Chapter 45 Cell Sorting with Hoechst or Carbocyanine Dyes as Perfmion Probes in Spheroids and Tumors

Publisher Summary The widespread availability of fluorescence-activated cell sorters (FACS) allows not only the quantitative demonstration of biological heterogeneity among the cells of tissues but also the ability to selectively recover cells with particular characteristics. Fluorescent probes that recognize variations in the expression of surface molecules, proteins, and DNA or RNA have become fairly commonplace; a number of functional stains have subsequently been developed that are responsive to membrane potential, respiratory activity, intracellular pH, and a growing list of other parameters.

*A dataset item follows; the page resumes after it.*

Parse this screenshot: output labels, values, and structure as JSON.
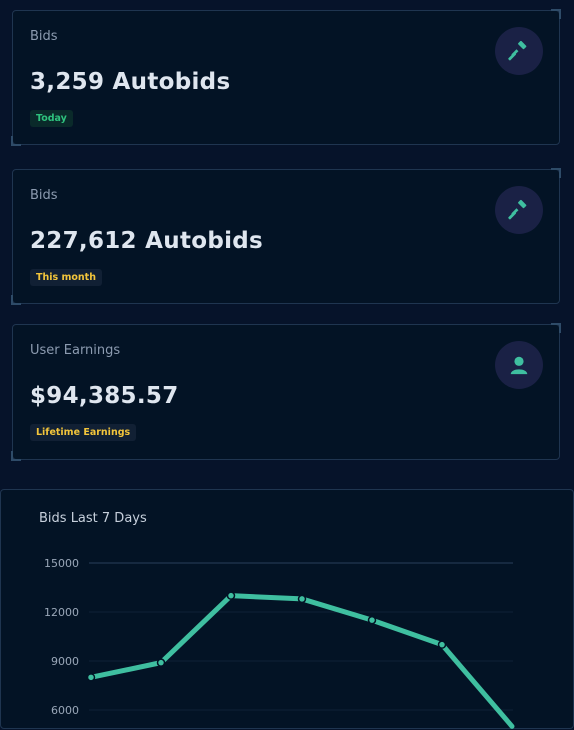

Recognition of the micro-environmental heterogeneities in growing spheroids prompted the development of techniques for the isolation of specific, defined cell subpopulations based on cellular position within the spheroid mass. Cell sorting techniques with Hoechst or carbocyanines as perfusion probes utilize the rapid binding of these agents as they diffuse from the medium into a spheroid or from the blood vessels into a tumor. Both agents remain localized in undamaged target cells after the multicell structure is disaggregated into a single-cell population. From this, it follows that sorting cells of given fluorescent intensities permits the recovery of subpopulations from the equivalently perfused regions of the spheroid or tumor system.